Crowd gathers for trash plan protest

LAWRENCEVILLE -- A few hundred people gathered around the gazebo next to the Gwinnett Historic Courthouse on Saturday to protest Gwinnett County's new trash plan, which goes into effect July 1.

The protest organizers encouraged attendees to vote for county commission candidates who will pledge to vote to remove the trash collection fee from homeowners' property tax bills, to vote to collect the trash collection fee on a monthly or quarterly basis instead of 12 to 18 months in advance, to vote to allow property owners to opt out of the trash collection plan, and to explore ways to legally repeal the trash plan and turn the decision of selecting trash providers back to the property owners.

"We're encouraging you not to vote for anyone who refuses to sign this pledge," said Debbie Dooley, the Georgia grass-roots coordinator for FreedomWorks.

The new solid waste ordinance will make trash collection mandatory for all homeowners in unincorporated Gwinnett County. City residents are not affected by the plan. As part of the plan, the county has contracted with five private haulers that will each serve a designated area of unincorporated Gwinnett.

Gwinnett County Commission Chairman Charles Bannister -- the only member of the Board of Commissioners to attend the event -- was invited to speak. Bannister said he did not come with prepared comments, but he made a few remarks and attempted to address some of the major concerns with the plan.

Boos and interjections from the crowd made it difficult to hear Bannister. When he left the stage, seemingly exasperated, he put up his hands and said, "I quit."

"I came out here to address the issue as best I could and listen," Bannister said after he left the stage.

He acknowledged that there are people who oppose the trash plan, but he said he doesn't think the majority of Gwinnettians oppose the plan.

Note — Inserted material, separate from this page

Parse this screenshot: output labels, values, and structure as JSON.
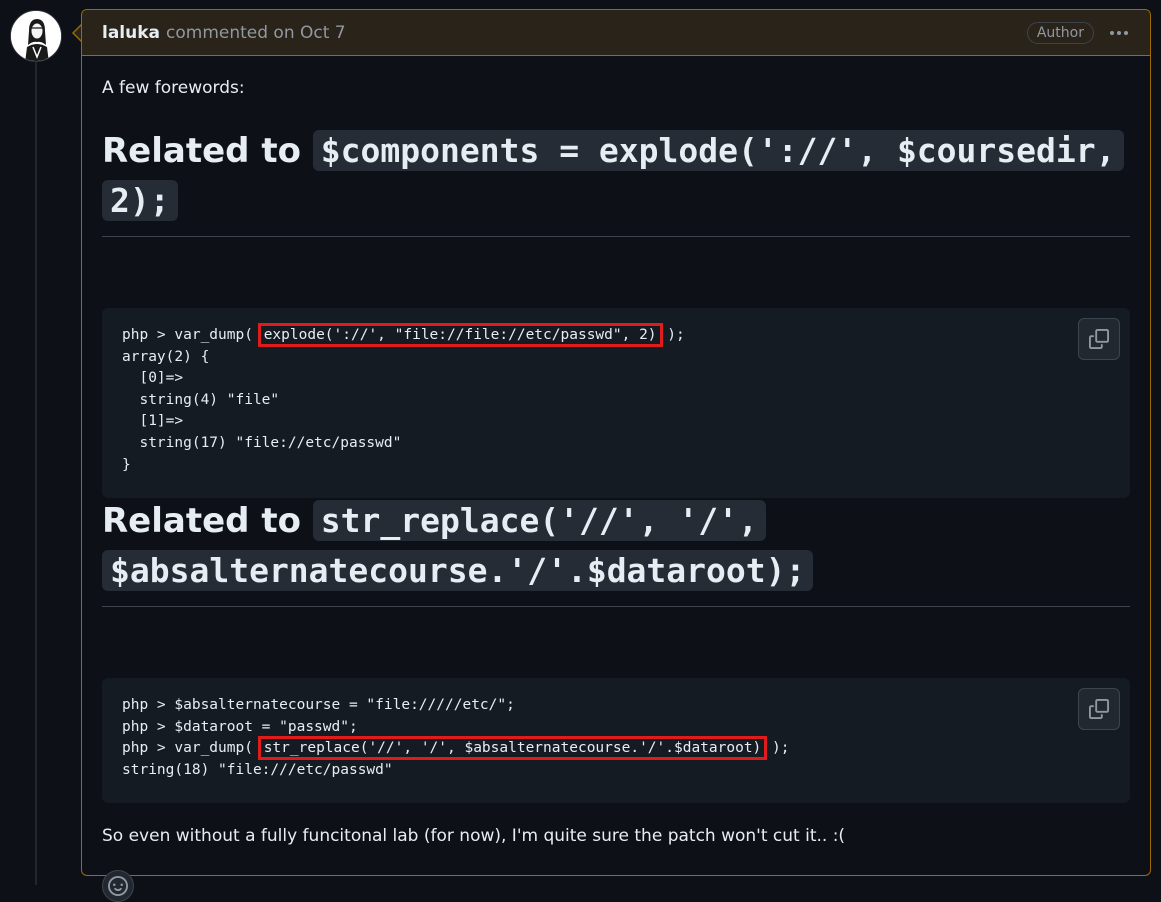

"We can't go without a program, and we can't have the old program, because it doesn't work," he said. "It's probably the best program that could be put together with the help of the judge and others."

The new trash program was developed as a settlement to a lawsuit trash haulers filed against the county after a failed 2008 solid waste plan.

Bannister said it's not an uncommon practice to bill for trash service on property taxes. He said many area cities have similar trash programs.

"It's a change, but I think a change for the better," he said.

Emory Morsberger is a developer who lives in unincorporated Gwinnett but owns property in downtown Lawrenceville. He said people frequently dump trash overnight in large trash bins he pays for in the city -- which costs him more money.

He said he thinks the plan is needed for three reasons. One, he said, it will prevent people from dumping their garbage in business owners' trash bins or in wooded areas. Two, it will reduce the number of garbage trucks going through neighborhoods, which will lessen the wear and tear on the roads. Three, it's a health issue.

Gwinnett resident Paul Allen said he thinks the idea that the plan will help make the county cleaner is a good one, but he doubts it will work.

Currently, Allen drives through the county, picking up signs and other trash along the roads. The amount of garbage he collects won't fit in his new trash bin, and the hauler won't collect the refuse unless he pays for additional bins. So Allen said he's going to stop picking up trash outside of his neighborhood.

He said he also questions where exactly the money will go once the county collects the trash fees through property taxes.

Bill Smith, who lives outside of the city of Lawrenceville, said he's done business with the same trash hauler for 11 years and never had a problem.

"My concern with this trash plan is the freedom of choice completely disappears," he said. "I do not appreciate that the county government will dictate to me who I have to have service with, how much I will pay and how I have to pay."

He said he's also upset because adding the trash fee to his tax bill will bankrupt his escrow account, which will result in a higher mortgage payment.

"It will cost me even more money than the trash service itself," he said.